Project M Annex

日本近代文学・比較文学・表象文化論の授業や研究について、学生や一般の方の質問を受けつけ、情報を発信します。皆様からの自由な投稿を歓迎いたします。(旧ブログからの移転に伴い、ブログ内へのリンクが無効になっている場合があります。)

ゆうキャンパス単位互換

 ゆうキャンパスの仕事をしています。ここしばらく、06年3月から始まる大学間の単位互換の準備で忙しいです。

 去る05年12月に、コンソーシアムの全国フォーラム(金沢大学にて)で高大連携の発表をした際、枕の部分で「日本近代文学の学会には千数百人の会員がいるが、大学連携・教育改善の仕事をしている人は全国でも3人くらいしかいない。仲間から、何でそんな仕事してるの?とよく聞かれる。そういうとき、コンソーシアムの仕事と文学とは、深いところで繋がっているのだと言うことにしている。でも、ほんとうのところは、自分でもよく分かっていない」と話しました。そうですね、ほんとうのところは、複数の要因から成っていますね。例えばその一つとして……

 大学のたくさんある都市であれば、学生の交流も盛んで、別の大学の専攻のゼミに顔を出させてもらうなどということも珍しくありません。研究者同士の交流、研究会活動はもっと活発です。文学なら文学でも、他大学の先生ならこんなに違うのか、と学問内容を相対化し、増幅させながら学ぶことができるのです。地方ではなかなかそうはいきません。YUでは、日本近代文学専攻の教員は私ただ一人です。学問としての文学の重要な要素はコミュニケーションですから、確かに連携と通底しています。

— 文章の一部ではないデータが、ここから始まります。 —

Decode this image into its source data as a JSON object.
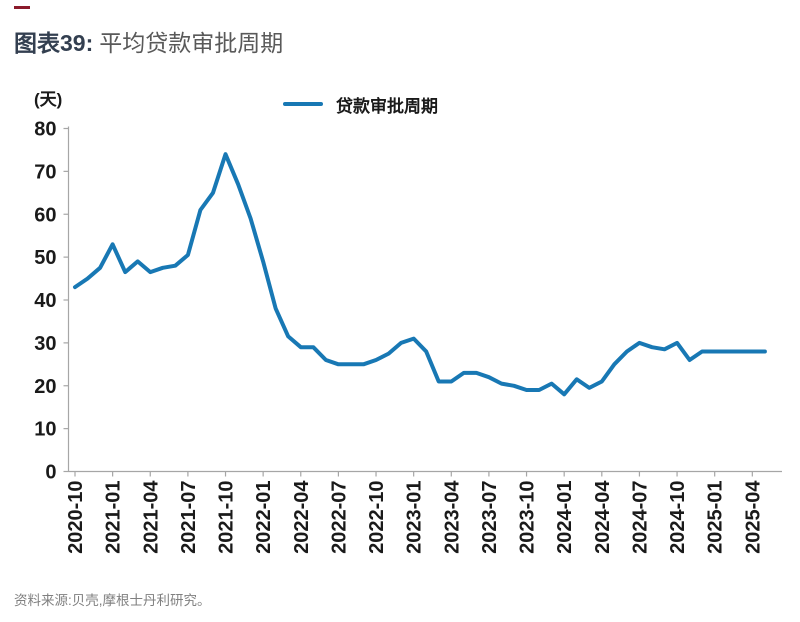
{
  "colors": {
    "line_blue": "#1878b4",
    "title_navy": "#333f50",
    "subtitle_gray": "#595959",
    "rule_maroon": "#8b1a2b",
    "axis_gray": "#a6a6a6",
    "tick_text": "#1a1a1a",
    "source_gray": "#808080"
  },
  "title": {
    "number": "图表39:",
    "text": "平均贷款审批周期"
  },
  "y_axis_unit": "(天)",
  "legend": {
    "label": "贷款审批周期"
  },
  "source_note": "资料来源:贝壳,摩根士丹利研究。",
  "chart_data": {
    "type": "line",
    "title": "平均贷款审批周期",
    "ylabel": "(天)",
    "ylim": [
      0,
      80
    ],
    "y_ticks": [
      0,
      10,
      20,
      30,
      40,
      50,
      60,
      70,
      80
    ],
    "grid": false,
    "legend_position": "top",
    "x_tick_every_months": 3,
    "x": [
      "2020-10",
      "2020-11",
      "2020-12",
      "2021-01",
      "2021-02",
      "2021-03",
      "2021-04",
      "2021-05",
      "2021-06",
      "2021-07",
      "2021-08",
      "2021-09",
      "2021-10",
      "2021-11",
      "2021-12",
      "2022-01",
      "2022-02",
      "2022-03",
      "2022-04",
      "2022-05",
      "2022-06",
      "2022-07",
      "2022-08",
      "2022-09",
      "2022-10",
      "2022-11",
      "2022-12",
      "2023-01",
      "2023-02",
      "2023-03",
      "2023-04",
      "2023-05",
      "2023-06",
      "2023-07",
      "2023-08",
      "2023-09",
      "2023-10",
      "2023-11",
      "2023-12",
      "2024-01",
      "2024-02",
      "2024-03",
      "2024-04",
      "2024-05",
      "2024-06",
      "2024-07",
      "2024-08",
      "2024-09",
      "2024-10",
      "2024-11",
      "2024-12",
      "2025-01",
      "2025-02",
      "2025-03",
      "2025-04",
      "2025-05"
    ],
    "series": [
      {
        "name": "贷款审批周期",
        "values": [
          43,
          45,
          47.5,
          53,
          46.5,
          49,
          46.5,
          47.5,
          48,
          50.5,
          61,
          65,
          74,
          67,
          59,
          49,
          38,
          31.5,
          29,
          29,
          26,
          25,
          25,
          25,
          26,
          27.5,
          30,
          31,
          28,
          21,
          21,
          23,
          23,
          22,
          20.5,
          20,
          19,
          19,
          20.5,
          18,
          21.5,
          19.5,
          21,
          25,
          28,
          30,
          29,
          28.5,
          30,
          26,
          28,
          28,
          28,
          28,
          28,
          28
        ]
      }
    ]
  }
}
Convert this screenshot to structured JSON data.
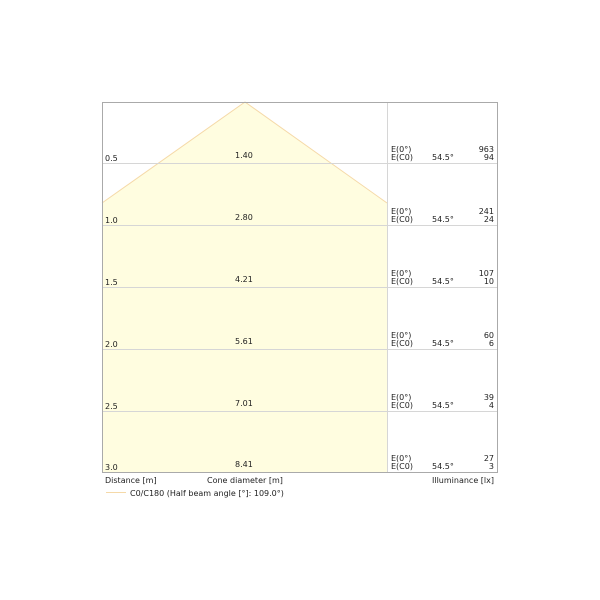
{
  "rows": [
    {
      "distance": "0.5",
      "diameter": "1.40",
      "e0_label": "E(0°)",
      "ec0_label": "E(C0)",
      "angle": "54.5°",
      "e0": "963",
      "ec0": "94"
    },
    {
      "distance": "1.0",
      "diameter": "2.80",
      "e0_label": "E(0°)",
      "ec0_label": "E(C0)",
      "angle": "54.5°",
      "e0": "241",
      "ec0": "24"
    },
    {
      "distance": "1.5",
      "diameter": "4.21",
      "e0_label": "E(0°)",
      "ec0_label": "E(C0)",
      "angle": "54.5°",
      "e0": "107",
      "ec0": "10"
    },
    {
      "distance": "2.0",
      "diameter": "5.61",
      "e0_label": "E(0°)",
      "ec0_label": "E(C0)",
      "angle": "54.5°",
      "e0": "60",
      "ec0": "6"
    },
    {
      "distance": "2.5",
      "diameter": "7.01",
      "e0_label": "E(0°)",
      "ec0_label": "E(C0)",
      "angle": "54.5°",
      "e0": "39",
      "ec0": "4"
    },
    {
      "distance": "3.0",
      "diameter": "8.41",
      "e0_label": "E(0°)",
      "ec0_label": "E(C0)",
      "angle": "54.5°",
      "e0": "27",
      "ec0": "3"
    }
  ],
  "labels": {
    "distance": "Distance [m]",
    "diameter": "Cone diameter [m]",
    "illuminance": "Illuminance [lx]"
  },
  "legend": {
    "label": "C0/C180 (Half beam angle [°]: 109.0°)",
    "color": "#f5d9a8"
  },
  "colors": {
    "cone_fill": "#fffde0",
    "cone_stroke": "#f5d9a8",
    "grid": "#d0d0d0"
  }
}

 単位互換制度は、学生側から見れば学ぶ可能性を広げ、教員側から見れば自分のあり方を相対化する、またとない方法です。他大学に行ってごらんなさい、施設からシステムから学生の雰囲気から、何もかも皆違いますから。TUADで非常勤をしていた時には、芸術系大学らしく個性豊かな学生たちのファッションに目を奪われました。もっとも、単位互換といっても、交通事情は悪く、制度が軌道に乗るには時間がかかり、またeラーニングもまだまだ初歩の段階ですから、急に何かが変わるというわけではないですけどね。大学間連携は貴重です。もはや、御山の大将の時代ではありません。